Before 2018, much of what has been collected from our blue bins, such as mixed paper and some lower quality plastics, have been shipped to China. The levels of contamination mixed with recyclables from plastic bags, food waste, and even hazardous materials created serious environmental and health issues for China, who decided in early 2018 to refuse this low quality, potentially dangerous material. Before the ban, up to 43% of the recycling we shipped to China was contaminated waste.  At the beginning of the year, China imposed very strict rules on imports, and put an outright ban on other recycling imports.

These new rules impacted the American recycling industry, from the Materials Recovery Facilities (MRFs) to the haulers, to those in recycling education, like the staff here at St. Louis Earth Day. Recyclers had to scramble to find new places to sell their sorted recyclable materials. Some of those materials, such as stacks of mixed paper, became damaged by rain while new markets were being identified, Wet paper cannot be recycled, so some of these materials had to go to a landfill.

Recycling is a business, and the materials are a commodity used to create new products. When the commodities are damaged, they become waste. This is why it is more important than ever to keep your recyclables empty, clean, and dry, and to only recycle material that is accepted by your recycling company. Unfortunately, contamination is at the root of this new problem, and it is part of the reason why residents and businesses might see some increases on their recycling bills and stricter adherence  to what can go in their blue bin. Accepted materials haven’t really changed that much since 2004, but enforcement and education have been a little lax in some areas.

The biggest issue negatively impacting our current recycling system is not China’s new restrictions; it’s residents throwing trash in recycling. This is often called “wish-cycling,” when people throw things in recycling that they want to be recyclable, but aren’t – at least not in single stream blue bins. Common items that people wish-cycle are anything plastic, plastic bags (including trash bags), styrofoam, coffee cups, and straws.

Don’t panic – your recyclable materials are still being recycled. Most recyclable materials were not directly affected by China’s bans, and those that were (like mixed paper)  have been rerouted to new markets in different parts of the world, like India, Vietnam, and Korea. We are lucky to have facilities in our region that do a great job of separating out the trash from the good stuff. Thanks to them, nearly every recyclable material that makes it to a recycling center gets recycled – as long as it isn’t too contaminated – including mixed paper!

St. Louis Earth Day stays in direct communication with the two Material Recovery Facilities in our region to keep abreast of recycling news so we can inform you of changes as they arise. Our local MRFs have always made sure to ship high-quality products with low contamination, but even they have been impacted by these changes. Here is the most recent update:  our recycling facilities have responded to the bans by trying to improve their (already impressive) operations – adding people and slowing down lines – but even with these improvements, they are unable to meet China’s standards of less than .5% contamination. One of the outcomes of this situation is that mixed paper prices have plummeted and recycling has become more expensive.

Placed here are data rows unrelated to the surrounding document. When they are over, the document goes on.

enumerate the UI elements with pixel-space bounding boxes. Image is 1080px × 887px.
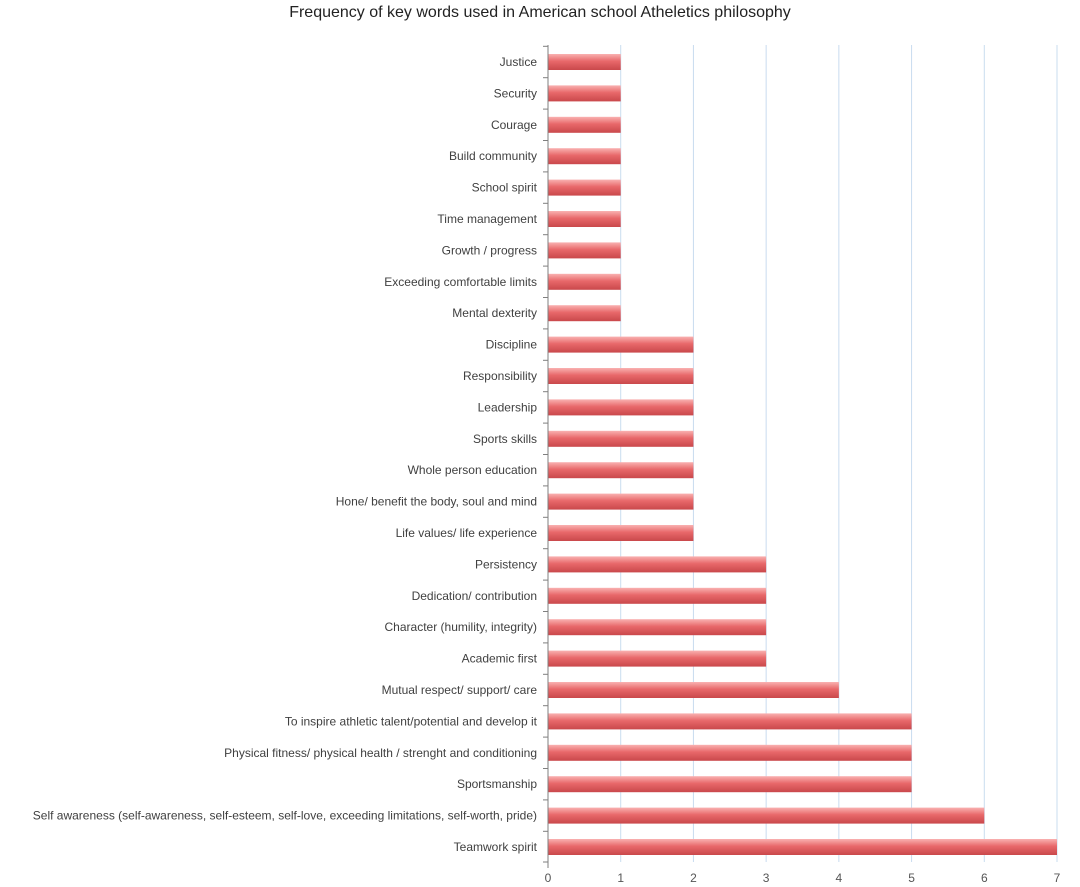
axes — [543, 45, 549, 868]
category-label: Courage — [491, 118, 537, 132]
category-label: School spirit — [472, 181, 538, 195]
bar — [548, 179, 621, 196]
x-tick-label: 6 — [981, 871, 988, 885]
x-tick-label: 2 — [690, 871, 697, 885]
category-label: Leadership — [478, 400, 538, 414]
bar — [548, 525, 694, 541]
bar — [548, 336, 694, 353]
bar — [548, 85, 621, 102]
category-label: Character (humility, integrity) — [385, 620, 537, 634]
bar — [548, 650, 767, 667]
category-label: Dedication/ contribution — [412, 589, 537, 603]
bar — [548, 368, 694, 384]
category-label: Build community — [449, 149, 537, 163]
category-label: Physical fitness/ physical health / stre… — [224, 746, 537, 760]
category-label: Whole person education — [408, 463, 537, 477]
category-label: Persistency — [475, 557, 537, 571]
bar — [548, 54, 621, 70]
bar — [548, 242, 621, 259]
bar — [548, 682, 839, 698]
category-label: Exceeding comfortable limits — [384, 275, 537, 289]
category-label: Sports skills — [473, 432, 537, 446]
bar — [548, 430, 694, 447]
bar — [548, 587, 767, 604]
bar — [548, 148, 621, 165]
x-tick-label: 5 — [908, 871, 915, 885]
chart-title: Frequency of key words used in American … — [289, 4, 791, 21]
x-tick-label: 3 — [763, 871, 770, 885]
bar — [548, 493, 694, 510]
category-label: Responsibility — [463, 369, 537, 383]
bar — [548, 776, 912, 793]
bar — [548, 713, 912, 730]
bar — [548, 462, 694, 479]
bar — [548, 556, 767, 573]
category-label: Hone/ benefit the body, soul and mind — [336, 495, 537, 509]
bar — [548, 619, 767, 636]
category-label: Academic first — [462, 652, 538, 666]
bar — [548, 399, 694, 416]
category-label: Justice — [500, 55, 538, 69]
category-label: Life values/ life experience — [396, 526, 538, 540]
x-tick-labels: 0 1 2 3 4 5 6 7 — [545, 871, 1061, 885]
category-label: To inspire athletic talent/potential and… — [285, 714, 538, 728]
category-labels: Justice Security Courage Build community Sch… — [33, 55, 538, 854]
bar — [548, 839, 1057, 855]
category-label: Teamwork spirit — [454, 840, 538, 854]
bar — [548, 273, 621, 290]
category-label: Mental dexterity — [452, 306, 537, 320]
x-tick-label: 1 — [617, 871, 624, 885]
bar — [548, 807, 985, 824]
category-label: Self awareness (self-awareness, self-est… — [33, 809, 537, 823]
category-label: Discipline — [486, 338, 538, 352]
category-label: Growth / progress — [442, 243, 537, 257]
category-label: Mutual respect/ support/ care — [382, 683, 538, 697]
x-tick-label: 7 — [1054, 871, 1061, 885]
bar — [548, 305, 621, 322]
x-tick-label: 0 — [545, 871, 552, 885]
x-tick-label: 4 — [836, 871, 843, 885]
bars — [548, 54, 1057, 855]
bar — [548, 116, 621, 133]
grid-lines — [620, 45, 1058, 862]
category-label: Time management — [437, 212, 537, 226]
bar — [548, 744, 912, 761]
bar — [548, 211, 621, 227]
category-label: Security — [494, 86, 537, 100]
category-label: Sportsmanship — [457, 777, 537, 791]
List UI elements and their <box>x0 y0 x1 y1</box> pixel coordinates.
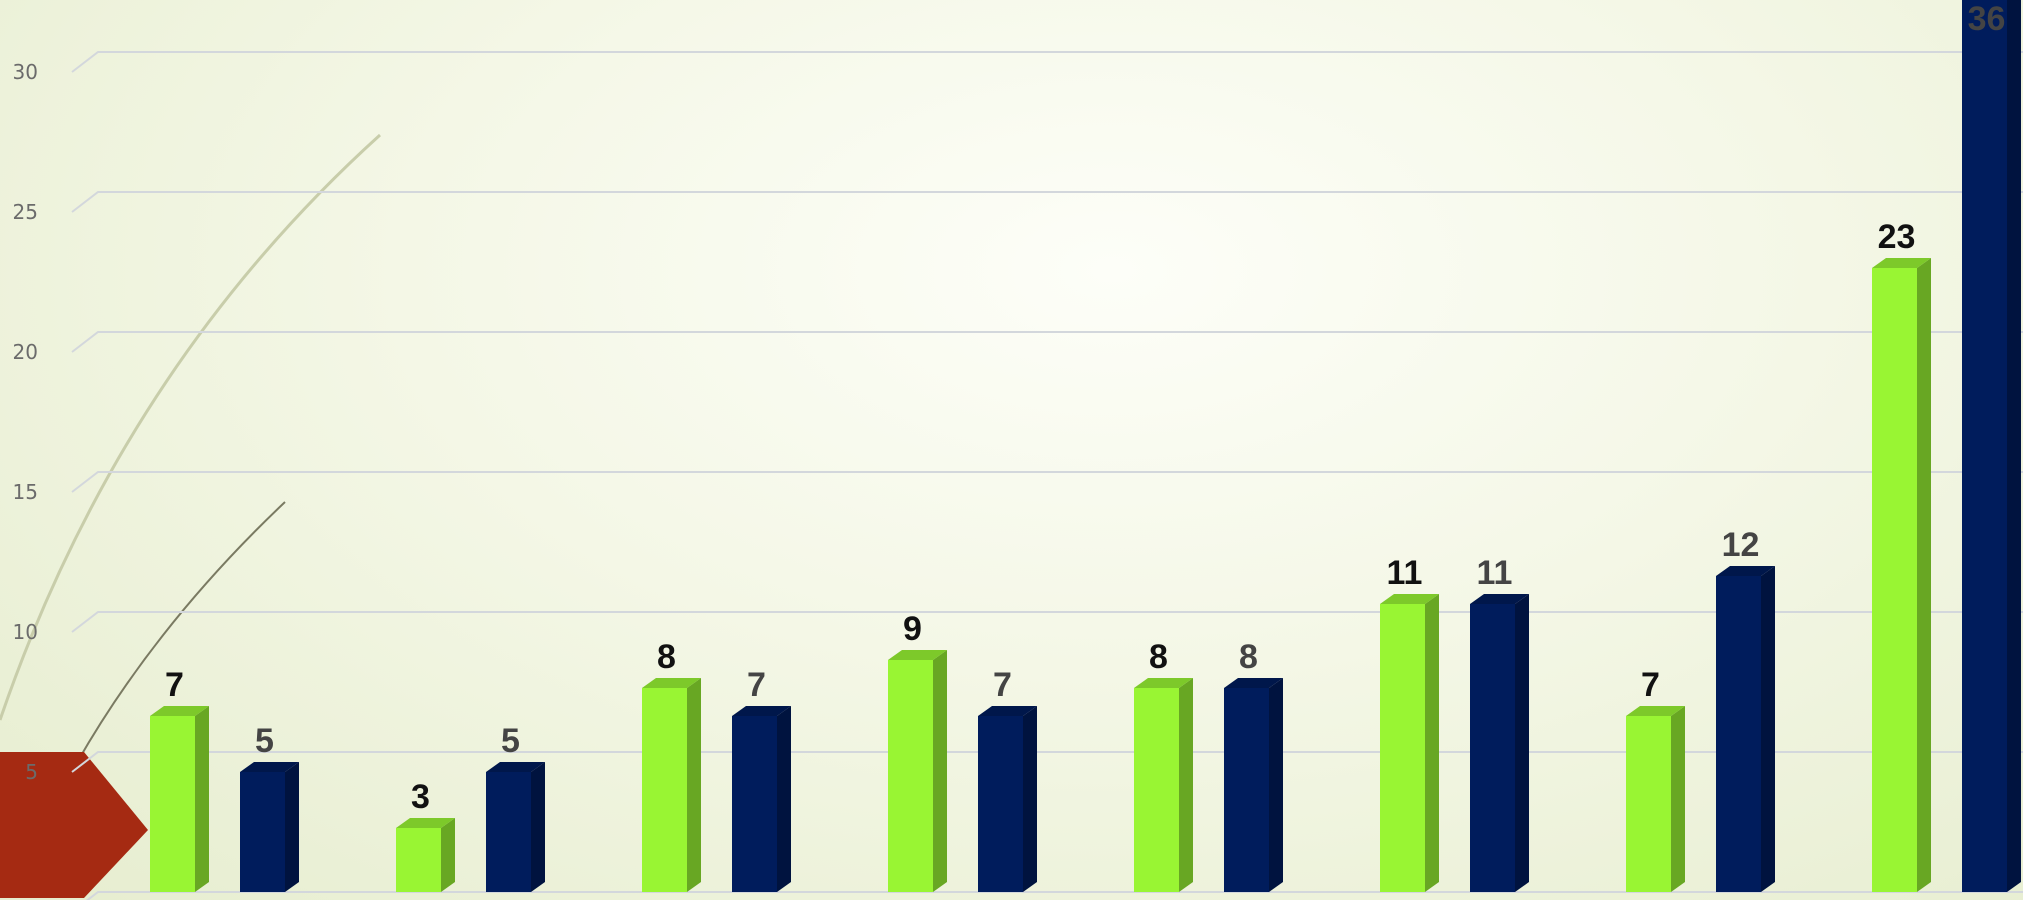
bar-front <box>1872 268 1917 892</box>
bar <box>150 706 209 892</box>
bar-side <box>1269 678 1283 892</box>
bar-side <box>195 706 209 892</box>
y-axis-ticks: 051015202530 <box>13 60 38 784</box>
bar-top <box>396 818 455 828</box>
bar <box>1380 594 1439 892</box>
data-label: 23 <box>1878 218 1916 256</box>
bar-top <box>642 678 701 688</box>
bar-side <box>777 706 791 892</box>
bar-front <box>1470 604 1515 892</box>
gridline <box>85 891 2023 900</box>
decorative-red-chevron <box>0 752 148 898</box>
data-label: 7 <box>747 666 766 704</box>
bar-top <box>978 706 1037 716</box>
data-label: 8 <box>1239 638 1258 676</box>
bar-side <box>285 762 299 892</box>
bar-front <box>1716 576 1761 892</box>
bar-front <box>1380 604 1425 892</box>
bar-side <box>1023 706 1037 892</box>
bar-side <box>1515 594 1529 892</box>
data-label: 3 <box>411 778 430 816</box>
data-label: 5 <box>501 722 520 760</box>
data-label: 11 <box>1477 554 1513 592</box>
bar-top <box>240 762 299 772</box>
bar-top <box>732 706 791 716</box>
data-label: 7 <box>1641 666 1660 704</box>
y-tick-label: 20 <box>13 340 38 364</box>
bar-top <box>1224 678 1283 688</box>
gridline <box>71 471 2023 493</box>
data-label: 7 <box>165 666 184 704</box>
y-tick-label: 30 <box>13 60 38 84</box>
bar-side <box>1761 566 1775 892</box>
bar-front <box>1134 688 1179 892</box>
bar-top <box>150 706 209 716</box>
y-tick-label: 5 <box>25 760 38 784</box>
bar-front <box>486 772 531 892</box>
bar <box>978 706 1037 892</box>
bar <box>1470 594 1529 892</box>
bar-side <box>1425 594 1439 892</box>
bar-front <box>1224 688 1269 892</box>
bar <box>396 818 455 892</box>
bar-top <box>888 650 947 660</box>
bars <box>150 0 2021 892</box>
bar-top <box>486 762 545 772</box>
bar-front <box>396 828 441 892</box>
bar-side <box>933 650 947 892</box>
y-tick-label: 25 <box>13 200 38 224</box>
bar <box>1962 0 2021 892</box>
bar <box>642 678 701 892</box>
data-label: 36 <box>1968 0 2006 38</box>
bar-top <box>1380 594 1439 604</box>
bar-front <box>732 716 777 892</box>
bar-front <box>1962 0 2007 892</box>
bar-top <box>1872 258 1931 268</box>
gridline <box>71 331 2023 353</box>
bar-side <box>687 678 701 892</box>
data-label: 11 <box>1387 554 1423 592</box>
bar-top <box>1626 706 1685 716</box>
data-label: 5 <box>255 722 274 760</box>
bar <box>732 706 791 892</box>
bar <box>888 650 947 892</box>
data-label: 7 <box>993 666 1012 704</box>
bar <box>1626 706 1685 892</box>
decorative-curve-outer <box>0 133 382 721</box>
bar-top <box>1716 566 1775 576</box>
bar-side <box>1179 678 1193 892</box>
bar <box>1224 678 1283 892</box>
bar-front <box>888 660 933 892</box>
slide-decoration <box>0 133 382 898</box>
bar <box>1872 258 1931 892</box>
gridline <box>71 51 2023 73</box>
y-tick-label: 10 <box>13 620 38 644</box>
data-label: 12 <box>1722 526 1760 564</box>
data-labels: 7 3 8 9 8 11 7 23 5 5 7 7 8 11 12 36 <box>165 0 2005 816</box>
bar <box>240 762 299 892</box>
bar-side <box>2007 0 2021 892</box>
bar-top <box>1134 678 1193 688</box>
data-label: 9 <box>903 610 922 648</box>
bar-side <box>441 818 455 892</box>
bar-front <box>1626 716 1671 892</box>
data-label: 8 <box>657 638 676 676</box>
bar-top <box>1470 594 1529 604</box>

You have the power to keep recycling strong and viable by recycling right!  Never put plastic bags, styrofoam, paper cups, or food in your recycling bin. Use the St. Louis City Recycles handy guide to see what goes in your single-stream recycling bin – and make sure your bin has a recycling label on it, as some blue bins are actually landfill dumpsters. You can even check their database to see where to recycle items that don’t go in your blue bin but can be recycled another way.

And remember: Reduce, Reuse, and Recycle are in that order for a reason! Try to reduce the amount of non-recyclable plastics and other materials you use, try reusable items or reuse the items you buy before resorting to recycling – the last “R.”